Richard Donoghue, a former acting deputy attorney general, Rosen and others have agreed to sit down for closed transcribed interviews with the House Oversight and Reform and Senate Judiciary committees. The sessions are expected to begin as soon as this week, according to three people familiar with the matter.

Last week, the Justice Department told former officials from the agency that they were allowed to provide "unrestricted testimony" so long as it does not reveal grand jury information, classified information or information about pending criminal cases.

The committees asked the Justice Department to allow former officials to testify after they opened investigations this year into the Trump White House's efforts to undermine Biden's victory, a pressure campaign that occurred in the weeks before Trump supporters attacked the Capitol as Congress met to certify the electoral results.

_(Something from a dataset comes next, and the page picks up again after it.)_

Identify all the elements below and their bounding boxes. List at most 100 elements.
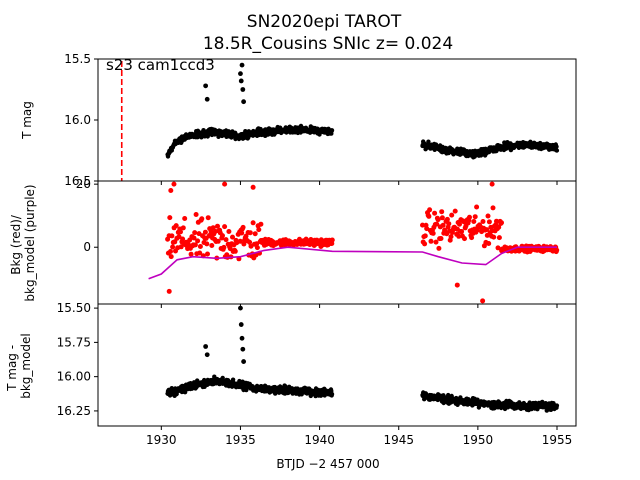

The Justice Department and the White House counsel's office generally deny such requests because they believe that deliberative conversations between administration officials should be protected from public scrutiny.

But they ultimately decided to allow the interviews to proceed, saying in letters to the potential witnesses that the scope of the investigation concerned "extraordinary events," including whether Trump tried to improperly use the Justice Department to advance his "personal political interests," and thus constituted "exceptional circumstances."

In his letter, which was first reported by Politico, Collins also said Trump continued to believe that the information sought by the committees "is and should be protected from disclosure by executive privilege."

Collins said no president has the power to unilaterally waive that privilege and that the Biden administration has "not sought or considered" Trump's views in deciding not to invoke it.